# Big money



## dhal22 (Jul 30, 2010)

Clearing 2000' of storm drain at a retirement home under construction and we are on day 2. Poorly managed project is costing the GC a lot of money. 1.5 years past original competing date.

I'll post some photos later.

Sent from my SM-G920P using Tapatalk


----------



## GAN (Jul 10, 2012)

Dang

Get the super jetter out........


----------



## 89plumbum (May 14, 2011)

Payment gonna be a problem?


----------



## dhal22 (Jul 30, 2010)

89plumbum said:


> Payment gonna be a problem?


My office spent a lot of time on getting the contact correct and signed. We should be fine.


----------



## ShtRnsdownhill (Jan 13, 2016)

as the other contractors and subs working on that project if they are getting paid and what the turnover rate is, contract isnt worth the paper its written on if you have to goto court and pay a lawyer to get your money, youll spend what your owed and if your lucky break even..I would want deposit money up front and paid each day, wonder why its 1.5 years behind schedule and how many subs havent been paid...


----------



## dhal22 (Jul 30, 2010)

Property owners have taken control of the job. They're happy with our progress. We're good on getting paid, we have a cc number as protection. Insurances alone cost $400 on this contract.


----------



## dhal22 (Jul 30, 2010)

Just getting around to uploading a few photos. Some small pipe photos. Gravel and mud everywhere but the 18gpm/4000psi gets it done.


----------



## dhal22 (Jul 30, 2010)

Here's a 250' shot from catch basin to catch basin.


----------



## dhal22 (Jul 30, 2010)

Gravel everywhere. We are at 20 hrs with another 2 or so tomorrow then everything gets checked and recorded with a camera.


----------



## ShtRnsdownhill (Jan 13, 2016)

I wonder if the sand and gravel just washed in from a sloppy work sight or someone put it all down there on purpose? either way good for your pocket!!!


----------



## Drain Pro (Nov 3, 2013)

dhal22 said:


> Here's a 250' shot from catch basin to catch basin.




Nice job! What kind of nozzle(s) did you use?

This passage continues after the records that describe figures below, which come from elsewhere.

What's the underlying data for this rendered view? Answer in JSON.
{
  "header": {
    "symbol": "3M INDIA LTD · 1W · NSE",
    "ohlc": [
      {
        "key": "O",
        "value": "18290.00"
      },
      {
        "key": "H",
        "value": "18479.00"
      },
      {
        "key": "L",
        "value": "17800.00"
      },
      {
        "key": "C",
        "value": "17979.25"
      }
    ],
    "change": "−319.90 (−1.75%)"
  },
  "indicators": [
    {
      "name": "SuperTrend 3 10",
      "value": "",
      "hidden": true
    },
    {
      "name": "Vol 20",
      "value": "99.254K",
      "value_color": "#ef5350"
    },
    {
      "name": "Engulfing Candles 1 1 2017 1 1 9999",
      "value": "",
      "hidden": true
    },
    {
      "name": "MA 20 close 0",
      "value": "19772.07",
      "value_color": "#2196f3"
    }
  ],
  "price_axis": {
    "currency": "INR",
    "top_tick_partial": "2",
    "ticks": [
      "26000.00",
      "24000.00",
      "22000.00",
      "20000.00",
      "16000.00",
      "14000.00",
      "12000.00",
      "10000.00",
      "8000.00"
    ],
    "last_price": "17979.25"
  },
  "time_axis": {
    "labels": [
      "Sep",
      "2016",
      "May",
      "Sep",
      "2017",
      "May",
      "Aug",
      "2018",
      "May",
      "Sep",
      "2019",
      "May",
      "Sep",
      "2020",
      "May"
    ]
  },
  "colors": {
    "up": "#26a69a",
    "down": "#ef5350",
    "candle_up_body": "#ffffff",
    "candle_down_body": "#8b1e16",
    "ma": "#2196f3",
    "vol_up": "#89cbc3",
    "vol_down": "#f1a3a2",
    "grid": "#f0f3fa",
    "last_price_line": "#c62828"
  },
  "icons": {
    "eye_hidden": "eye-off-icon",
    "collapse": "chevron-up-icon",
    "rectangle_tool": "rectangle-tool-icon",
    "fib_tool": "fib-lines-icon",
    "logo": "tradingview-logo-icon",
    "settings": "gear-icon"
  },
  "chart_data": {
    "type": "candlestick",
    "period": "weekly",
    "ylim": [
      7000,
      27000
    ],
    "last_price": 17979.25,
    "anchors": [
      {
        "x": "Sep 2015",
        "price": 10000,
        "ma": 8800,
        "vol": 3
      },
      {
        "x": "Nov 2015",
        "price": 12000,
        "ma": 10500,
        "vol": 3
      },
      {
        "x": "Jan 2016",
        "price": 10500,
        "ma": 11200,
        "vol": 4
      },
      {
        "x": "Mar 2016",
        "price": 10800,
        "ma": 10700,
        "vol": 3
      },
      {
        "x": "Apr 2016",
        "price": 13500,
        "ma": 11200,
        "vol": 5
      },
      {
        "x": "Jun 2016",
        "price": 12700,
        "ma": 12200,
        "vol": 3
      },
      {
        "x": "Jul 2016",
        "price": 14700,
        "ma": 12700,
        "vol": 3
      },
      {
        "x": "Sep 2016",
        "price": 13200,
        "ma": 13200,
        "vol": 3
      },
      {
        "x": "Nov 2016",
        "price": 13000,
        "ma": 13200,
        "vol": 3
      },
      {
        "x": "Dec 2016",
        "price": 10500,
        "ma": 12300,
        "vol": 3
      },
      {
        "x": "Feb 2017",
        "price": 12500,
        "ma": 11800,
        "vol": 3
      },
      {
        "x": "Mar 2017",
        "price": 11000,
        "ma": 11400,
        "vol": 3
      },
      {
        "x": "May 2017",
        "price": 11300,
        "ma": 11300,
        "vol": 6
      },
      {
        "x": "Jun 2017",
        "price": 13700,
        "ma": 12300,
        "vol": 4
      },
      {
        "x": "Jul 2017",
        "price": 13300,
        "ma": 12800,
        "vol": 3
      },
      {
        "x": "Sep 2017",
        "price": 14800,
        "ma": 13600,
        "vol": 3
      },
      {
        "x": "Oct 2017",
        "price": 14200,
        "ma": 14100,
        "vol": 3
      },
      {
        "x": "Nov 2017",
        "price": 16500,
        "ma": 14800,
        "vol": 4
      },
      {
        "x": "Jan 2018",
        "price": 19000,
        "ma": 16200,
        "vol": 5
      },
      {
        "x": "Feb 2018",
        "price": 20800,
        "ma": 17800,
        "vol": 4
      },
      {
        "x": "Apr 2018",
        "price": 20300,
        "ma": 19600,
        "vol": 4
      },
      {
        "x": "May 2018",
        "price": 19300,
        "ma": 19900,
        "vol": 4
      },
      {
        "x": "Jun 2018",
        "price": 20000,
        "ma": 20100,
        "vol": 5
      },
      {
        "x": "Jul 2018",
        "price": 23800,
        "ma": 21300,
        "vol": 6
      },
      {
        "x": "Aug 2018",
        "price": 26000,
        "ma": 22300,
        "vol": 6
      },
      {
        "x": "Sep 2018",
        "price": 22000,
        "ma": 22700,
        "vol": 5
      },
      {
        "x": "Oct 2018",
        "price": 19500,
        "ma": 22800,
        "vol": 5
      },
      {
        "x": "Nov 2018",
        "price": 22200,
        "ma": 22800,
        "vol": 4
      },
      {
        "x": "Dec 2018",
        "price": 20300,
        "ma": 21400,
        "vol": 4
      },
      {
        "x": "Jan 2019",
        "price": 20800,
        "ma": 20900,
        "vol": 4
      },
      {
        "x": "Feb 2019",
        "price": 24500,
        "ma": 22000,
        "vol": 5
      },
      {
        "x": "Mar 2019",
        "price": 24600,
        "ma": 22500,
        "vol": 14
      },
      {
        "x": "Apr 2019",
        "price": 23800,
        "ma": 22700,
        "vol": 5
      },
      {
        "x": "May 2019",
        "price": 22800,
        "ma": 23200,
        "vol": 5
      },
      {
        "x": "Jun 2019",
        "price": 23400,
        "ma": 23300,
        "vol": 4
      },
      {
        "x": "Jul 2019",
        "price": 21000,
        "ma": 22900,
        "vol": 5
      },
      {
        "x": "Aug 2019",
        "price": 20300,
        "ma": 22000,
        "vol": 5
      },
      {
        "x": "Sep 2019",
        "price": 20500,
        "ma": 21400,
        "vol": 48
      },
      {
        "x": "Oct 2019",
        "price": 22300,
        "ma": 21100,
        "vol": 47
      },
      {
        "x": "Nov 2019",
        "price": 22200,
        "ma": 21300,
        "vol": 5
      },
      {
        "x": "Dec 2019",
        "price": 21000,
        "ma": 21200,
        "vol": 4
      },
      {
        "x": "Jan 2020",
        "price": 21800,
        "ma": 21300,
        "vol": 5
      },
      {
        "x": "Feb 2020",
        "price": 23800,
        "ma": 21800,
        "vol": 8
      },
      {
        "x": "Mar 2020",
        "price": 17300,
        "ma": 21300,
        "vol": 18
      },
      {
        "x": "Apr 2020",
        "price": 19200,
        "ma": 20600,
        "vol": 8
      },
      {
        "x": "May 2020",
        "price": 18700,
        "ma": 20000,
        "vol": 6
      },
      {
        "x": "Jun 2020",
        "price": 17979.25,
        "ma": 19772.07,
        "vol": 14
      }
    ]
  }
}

Sent from my iPhone using Tapatalk


----------



## dhal22 (Jul 30, 2010)

Cleared most with a heavy flusher nozzle (don't remember the brand name). Nice nozzle but don't like the ceramic ports pointing directly backwards. I will ask The Jetter Depot if I can change the ports.
Ended up having great success with the big Warthog. Running about 2800 psi rocks and pebbles were flying out like a shotgun blast. You could not look in the manhole once the head got close.


----------



## dhal22 (Jul 30, 2010)

ShtRnsdownhill said:


> I wonder if the sand and gravel just washed in from a sloppy work sight or someone put it all down there on purpose? either way good for your pocket!!!


Sloppy worksite.


----------



## GREENPLUM (Jul 27, 2008)

I've got the dragon jet , great for sweeping big pipe. 

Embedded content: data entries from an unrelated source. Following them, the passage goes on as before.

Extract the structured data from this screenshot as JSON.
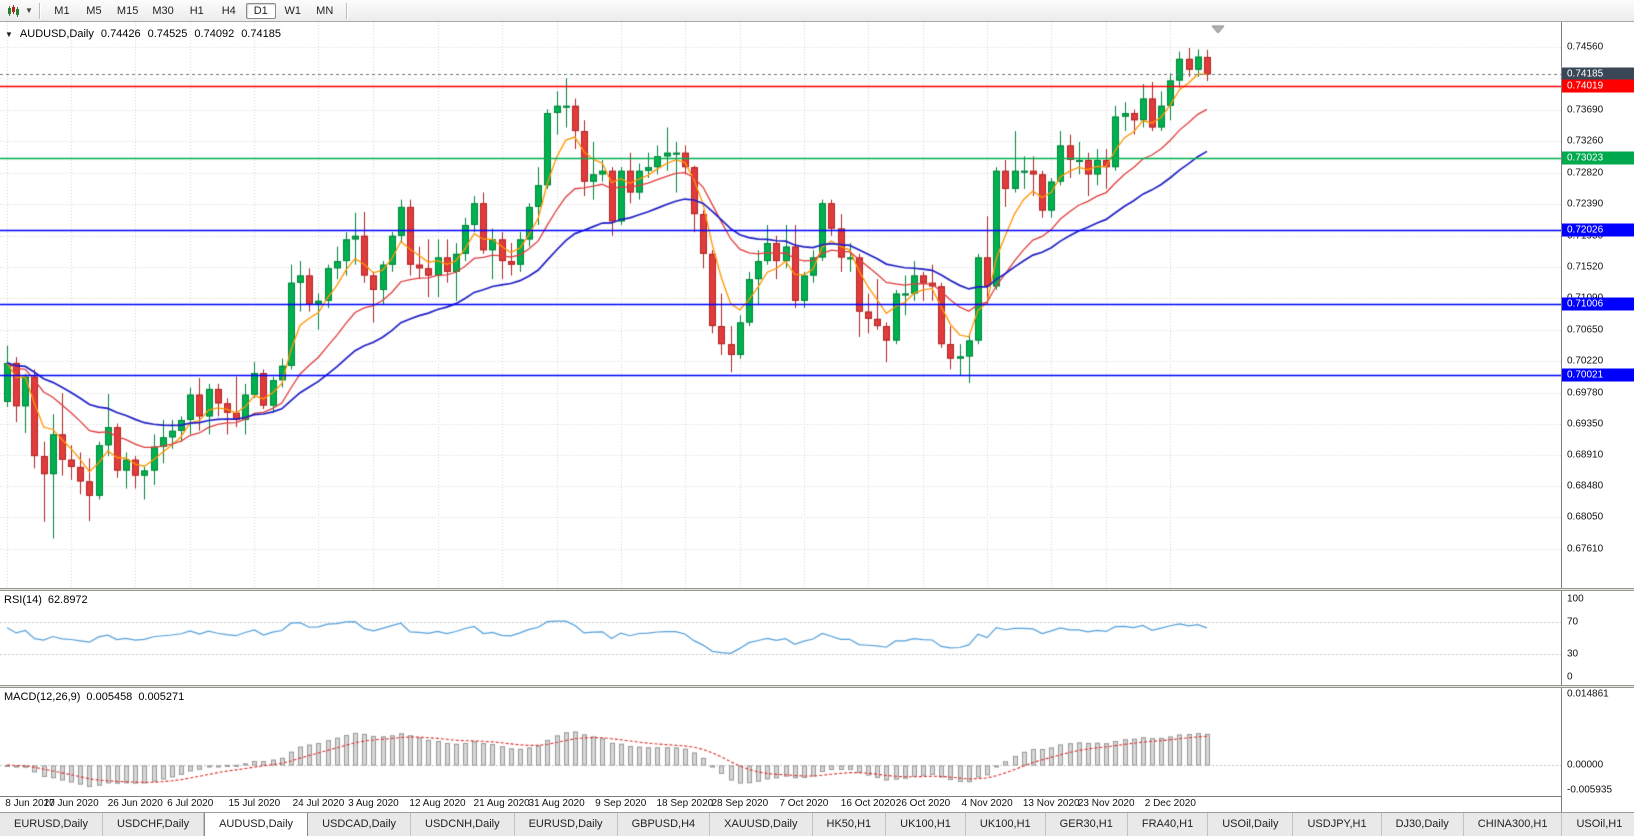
{
  "toolbar": {
    "timeframes": [
      "M1",
      "M5",
      "M15",
      "M30",
      "H1",
      "H4",
      "D1",
      "W1",
      "MN"
    ],
    "active_timeframe": "D1"
  },
  "symbol": {
    "name": "AUDUSD,Daily",
    "open": "0.74426",
    "high": "0.74525",
    "low": "0.74092",
    "close": "0.74185"
  },
  "rsi": {
    "label": "RSI(14)",
    "value": "62.8972",
    "axis_labels": [
      "100",
      "70",
      "30",
      "0"
    ],
    "axis_values": [
      100,
      70,
      30,
      0
    ],
    "level_lines": [
      70,
      30
    ]
  },
  "macd": {
    "label": "MACD(12,26,9)",
    "value_main": "0.005458",
    "value_signal": "0.005271",
    "axis_labels": [
      {
        "text": "0.014861",
        "value": 0.014861
      },
      {
        "text": "0.00000",
        "value": 0
      },
      {
        "text": "-0.005935",
        "value": -0.005935
      }
    ],
    "range": [
      -0.006,
      0.0149
    ]
  },
  "price_scale": {
    "grid_labels": [
      "0.74560",
      "0.74130",
      "0.73690",
      "0.73260",
      "0.72820",
      "0.72390",
      "0.71950",
      "0.71520",
      "0.71090",
      "0.70650",
      "0.70220",
      "0.69780",
      "0.69350",
      "0.68910",
      "0.68480",
      "0.68050",
      "0.67610"
    ],
    "badges": [
      {
        "label": "0.74185",
        "price": 0.74185,
        "color": "#3a4757",
        "name": "current-price-badge"
      },
      {
        "label": "0.74019",
        "price": 0.74019,
        "color": "#ff0000",
        "name": "price-level-badge-red"
      },
      {
        "label": "0.73023",
        "price": 0.73023,
        "color": "#00a84e",
        "name": "price-level-badge-green"
      },
      {
        "label": "0.72026",
        "price": 0.72026,
        "color": "#0000ff",
        "name": "price-level-badge-blue-1"
      },
      {
        "label": "0.71006",
        "price": 0.71006,
        "color": "#0000ff",
        "name": "price-level-badge-blue-2"
      },
      {
        "label": "0.70021",
        "price": 0.70021,
        "color": "#0000ff",
        "name": "price-level-badge-blue-3"
      }
    ]
  },
  "levels": [
    {
      "price": 0.74019,
      "color": "#ff0000"
    },
    {
      "price": 0.73023,
      "color": "#00b050"
    },
    {
      "price": 0.72026,
      "color": "#0000ff"
    },
    {
      "price": 0.71006,
      "color": "#0000ff"
    },
    {
      "price": 0.70021,
      "color": "#0000ff"
    }
  ],
  "current_price": {
    "price": 0.74185,
    "line_color": "#6b7684"
  },
  "colors": {
    "bull": "#00b14f",
    "bull_border": "#00843b",
    "bear": "#e23b3b",
    "bear_border": "#b02525",
    "ma_fast": "#ff9500",
    "ma_mid": "#e03e3e",
    "ma_slow": "#2020c8",
    "rsi_line": "#55a0dc",
    "macd_hist_fill": "#d6d6d6",
    "macd_hist_border": "#9a9a9a",
    "macd_signal": "#e03030",
    "grid": "#d8d8d8",
    "subgrid": "#c8c8c8"
  },
  "chart_data": {
    "type": "candlestick",
    "symbol": "AUDUSD",
    "timeframe": "Daily",
    "y_range_hint": [
      0.6761,
      0.7456
    ],
    "ma_periods": {
      "fast": 5,
      "mid": 15,
      "slow": 30
    },
    "x_ticks": [
      {
        "label": "8 Jun 2020",
        "index": 0
      },
      {
        "label": "17 Jun 2020",
        "index": 7
      },
      {
        "label": "26 Jun 2020",
        "index": 14
      },
      {
        "label": "6 Jul 2020",
        "index": 20
      },
      {
        "label": "15 Jul 2020",
        "index": 27
      },
      {
        "label": "24 Jul 2020",
        "index": 34
      },
      {
        "label": "3 Aug 2020",
        "index": 40
      },
      {
        "label": "12 Aug 2020",
        "index": 47
      },
      {
        "label": "21 Aug 2020",
        "index": 54
      },
      {
        "label": "31 Aug 2020",
        "index": 60
      },
      {
        "label": "9 Sep 2020",
        "index": 67
      },
      {
        "label": "18 Sep 2020",
        "index": 74
      },
      {
        "label": "28 Sep 2020",
        "index": 80
      },
      {
        "label": "7 Oct 2020",
        "index": 87
      },
      {
        "label": "16 Oct 2020",
        "index": 94
      },
      {
        "label": "26 Oct 2020",
        "index": 100
      },
      {
        "label": "4 Nov 2020",
        "index": 107
      },
      {
        "label": "13 Nov 2020",
        "index": 114
      },
      {
        "label": "23 Nov 2020",
        "index": 120
      },
      {
        "label": "2 Dec 2020",
        "index": 127
      }
    ],
    "candles": [
      [
        0.6965,
        0.7043,
        0.6958,
        0.7019
      ],
      [
        0.7019,
        0.7027,
        0.6937,
        0.6959
      ],
      [
        0.6959,
        0.7004,
        0.6922,
        0.7
      ],
      [
        0.7,
        0.701,
        0.6873,
        0.689
      ],
      [
        0.689,
        0.691,
        0.6799,
        0.6865
      ],
      [
        0.6865,
        0.6948,
        0.6776,
        0.692
      ],
      [
        0.692,
        0.6977,
        0.6863,
        0.6885
      ],
      [
        0.6885,
        0.6905,
        0.6857,
        0.6875
      ],
      [
        0.6875,
        0.6895,
        0.6837,
        0.6855
      ],
      [
        0.6855,
        0.6887,
        0.68,
        0.6835
      ],
      [
        0.6835,
        0.691,
        0.683,
        0.6905
      ],
      [
        0.6905,
        0.6976,
        0.689,
        0.693
      ],
      [
        0.693,
        0.6935,
        0.686,
        0.687
      ],
      [
        0.687,
        0.6895,
        0.6845,
        0.6885
      ],
      [
        0.6885,
        0.689,
        0.6845,
        0.6863
      ],
      [
        0.6863,
        0.6875,
        0.683,
        0.687
      ],
      [
        0.687,
        0.692,
        0.685,
        0.6903
      ],
      [
        0.6903,
        0.694,
        0.688,
        0.6916
      ],
      [
        0.6916,
        0.694,
        0.69,
        0.6925
      ],
      [
        0.6925,
        0.6945,
        0.691,
        0.694
      ],
      [
        0.694,
        0.6985,
        0.692,
        0.6975
      ],
      [
        0.6975,
        0.6998,
        0.6925,
        0.6945
      ],
      [
        0.6945,
        0.699,
        0.692,
        0.6983
      ],
      [
        0.6983,
        0.699,
        0.6945,
        0.6963
      ],
      [
        0.6963,
        0.697,
        0.692,
        0.695
      ],
      [
        0.695,
        0.7,
        0.693,
        0.694
      ],
      [
        0.694,
        0.699,
        0.692,
        0.6975
      ],
      [
        0.6975,
        0.702,
        0.697,
        0.7005
      ],
      [
        0.7005,
        0.701,
        0.6955,
        0.696
      ],
      [
        0.696,
        0.7,
        0.695,
        0.6995
      ],
      [
        0.6995,
        0.7025,
        0.6985,
        0.7015
      ],
      [
        0.7015,
        0.7155,
        0.701,
        0.713
      ],
      [
        0.713,
        0.716,
        0.709,
        0.714
      ],
      [
        0.714,
        0.715,
        0.709,
        0.71
      ],
      [
        0.71,
        0.7115,
        0.7065,
        0.7105
      ],
      [
        0.7105,
        0.7155,
        0.7095,
        0.715
      ],
      [
        0.715,
        0.718,
        0.7135,
        0.716
      ],
      [
        0.716,
        0.72,
        0.714,
        0.719
      ],
      [
        0.719,
        0.7227,
        0.7155,
        0.7195
      ],
      [
        0.7195,
        0.7228,
        0.713,
        0.714
      ],
      [
        0.714,
        0.7145,
        0.7075,
        0.712
      ],
      [
        0.712,
        0.716,
        0.71,
        0.7155
      ],
      [
        0.7155,
        0.72,
        0.7145,
        0.7195
      ],
      [
        0.7195,
        0.7245,
        0.7185,
        0.7235
      ],
      [
        0.7235,
        0.7245,
        0.714,
        0.7155
      ],
      [
        0.7155,
        0.718,
        0.7135,
        0.715
      ],
      [
        0.715,
        0.719,
        0.711,
        0.714
      ],
      [
        0.714,
        0.719,
        0.711,
        0.7165
      ],
      [
        0.7165,
        0.719,
        0.713,
        0.7145
      ],
      [
        0.7145,
        0.7185,
        0.7105,
        0.717
      ],
      [
        0.717,
        0.722,
        0.716,
        0.721
      ],
      [
        0.721,
        0.725,
        0.72,
        0.724
      ],
      [
        0.724,
        0.7255,
        0.717,
        0.7175
      ],
      [
        0.7175,
        0.7205,
        0.7135,
        0.719
      ],
      [
        0.719,
        0.72,
        0.7135,
        0.716
      ],
      [
        0.716,
        0.7185,
        0.714,
        0.7155
      ],
      [
        0.7155,
        0.72,
        0.7145,
        0.719
      ],
      [
        0.719,
        0.724,
        0.718,
        0.7235
      ],
      [
        0.7235,
        0.729,
        0.721,
        0.7265
      ],
      [
        0.7265,
        0.737,
        0.726,
        0.7365
      ],
      [
        0.7365,
        0.7395,
        0.7335,
        0.7375
      ],
      [
        0.7375,
        0.7413,
        0.7345,
        0.7375
      ],
      [
        0.7375,
        0.7385,
        0.7315,
        0.734
      ],
      [
        0.734,
        0.7355,
        0.725,
        0.727
      ],
      [
        0.727,
        0.7325,
        0.7245,
        0.728
      ],
      [
        0.728,
        0.73,
        0.727,
        0.7285
      ],
      [
        0.7285,
        0.729,
        0.7195,
        0.7215
      ],
      [
        0.7215,
        0.729,
        0.721,
        0.7285
      ],
      [
        0.7285,
        0.731,
        0.724,
        0.7255
      ],
      [
        0.7255,
        0.7295,
        0.7245,
        0.7285
      ],
      [
        0.7285,
        0.731,
        0.7275,
        0.729
      ],
      [
        0.729,
        0.732,
        0.728,
        0.7305
      ],
      [
        0.7305,
        0.7345,
        0.7285,
        0.731
      ],
      [
        0.731,
        0.7325,
        0.7255,
        0.731
      ],
      [
        0.731,
        0.732,
        0.728,
        0.729
      ],
      [
        0.729,
        0.7292,
        0.72,
        0.7225
      ],
      [
        0.7225,
        0.723,
        0.715,
        0.717
      ],
      [
        0.717,
        0.7175,
        0.706,
        0.707
      ],
      [
        0.707,
        0.7115,
        0.703,
        0.7045
      ],
      [
        0.7045,
        0.707,
        0.7006,
        0.703
      ],
      [
        0.703,
        0.7085,
        0.7025,
        0.7075
      ],
      [
        0.7075,
        0.7145,
        0.707,
        0.7135
      ],
      [
        0.7135,
        0.7175,
        0.71,
        0.716
      ],
      [
        0.716,
        0.721,
        0.7155,
        0.7185
      ],
      [
        0.7185,
        0.7195,
        0.7135,
        0.716
      ],
      [
        0.716,
        0.721,
        0.715,
        0.718
      ],
      [
        0.718,
        0.721,
        0.7095,
        0.7105
      ],
      [
        0.7105,
        0.7145,
        0.7095,
        0.714
      ],
      [
        0.714,
        0.7175,
        0.713,
        0.7165
      ],
      [
        0.7165,
        0.7245,
        0.716,
        0.724
      ],
      [
        0.724,
        0.7245,
        0.7195,
        0.7205
      ],
      [
        0.7205,
        0.7225,
        0.7145,
        0.7165
      ],
      [
        0.7165,
        0.7185,
        0.7145,
        0.7165
      ],
      [
        0.7165,
        0.717,
        0.7055,
        0.709
      ],
      [
        0.709,
        0.7115,
        0.706,
        0.708
      ],
      [
        0.708,
        0.7135,
        0.7065,
        0.707
      ],
      [
        0.707,
        0.7075,
        0.702,
        0.705
      ],
      [
        0.705,
        0.712,
        0.7045,
        0.7115
      ],
      [
        0.7115,
        0.714,
        0.7085,
        0.7115
      ],
      [
        0.7115,
        0.716,
        0.7105,
        0.714
      ],
      [
        0.714,
        0.7145,
        0.7105,
        0.713
      ],
      [
        0.713,
        0.7155,
        0.7105,
        0.7125
      ],
      [
        0.7125,
        0.713,
        0.704,
        0.7045
      ],
      [
        0.7045,
        0.707,
        0.701,
        0.7025
      ],
      [
        0.7025,
        0.7045,
        0.7001,
        0.7028
      ],
      [
        0.7028,
        0.706,
        0.6991,
        0.705
      ],
      [
        0.705,
        0.717,
        0.7045,
        0.7165
      ],
      [
        0.7165,
        0.7222,
        0.71,
        0.7125
      ],
      [
        0.7125,
        0.729,
        0.712,
        0.7285
      ],
      [
        0.7285,
        0.73,
        0.7235,
        0.726
      ],
      [
        0.726,
        0.734,
        0.7255,
        0.7285
      ],
      [
        0.7285,
        0.7305,
        0.726,
        0.7285
      ],
      [
        0.7285,
        0.7305,
        0.725,
        0.728
      ],
      [
        0.728,
        0.7285,
        0.722,
        0.723
      ],
      [
        0.723,
        0.7275,
        0.722,
        0.727
      ],
      [
        0.727,
        0.734,
        0.7265,
        0.732
      ],
      [
        0.732,
        0.7335,
        0.7275,
        0.73
      ],
      [
        0.73,
        0.7325,
        0.728,
        0.73
      ],
      [
        0.73,
        0.731,
        0.725,
        0.728
      ],
      [
        0.728,
        0.7315,
        0.7265,
        0.73
      ],
      [
        0.73,
        0.7315,
        0.726,
        0.729
      ],
      [
        0.729,
        0.7375,
        0.7285,
        0.736
      ],
      [
        0.736,
        0.738,
        0.734,
        0.7365
      ],
      [
        0.7365,
        0.737,
        0.7335,
        0.7355
      ],
      [
        0.7355,
        0.7405,
        0.7345,
        0.7385
      ],
      [
        0.7385,
        0.7408,
        0.734,
        0.7345
      ],
      [
        0.7345,
        0.7395,
        0.734,
        0.7375
      ],
      [
        0.7375,
        0.742,
        0.7355,
        0.741
      ],
      [
        0.741,
        0.745,
        0.74,
        0.744
      ],
      [
        0.744,
        0.7455,
        0.7415,
        0.7425
      ],
      [
        0.7425,
        0.7453,
        0.7415,
        0.7443
      ],
      [
        0.74426,
        0.74525,
        0.74092,
        0.74185
      ]
    ]
  },
  "tabs": {
    "active_index": 2,
    "items": [
      "EURUSD,Daily",
      "USDCHF,Daily",
      "AUDUSD,Daily",
      "USDCAD,Daily",
      "USDCNH,Daily",
      "EURUSD,Daily",
      "GBPUSD,H4",
      "XAUUSD,Daily",
      "HK50,H1",
      "UK100,H1",
      "UK100,H1",
      "GER30,H1",
      "FRA40,H1",
      "USOil,Daily",
      "USDJPY,H1",
      "DJ30,Daily",
      "CHINA300,H1",
      "USOil,H1"
    ]
  }
}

Sent from my SM-N930V using Tapatalk


----------



## Drain Pro (Nov 3, 2013)

GREENPLUM said:


> I've got the dragon jet , great for sweeping big pipe.
> 
> 
> 
> ...




I've got the sand and sludge nozzle on the bottom. Works well enough. 


Sent from my iPhone using Tapatalk


----------



## dhal22 (Jul 30, 2010)

My sludge nozzle is very similar. The ports are internal and ceramic but thrust straight backwards. I wished they had some downward slope to them.


----------



## dhal22 (Jul 30, 2010)

89plumbum said:


> Payment gonna be a problem?


My invoice of just under $14,000 was paid in 3 days. :yes:


----------



## 89plumbum (May 14, 2011)

Awesome!


----------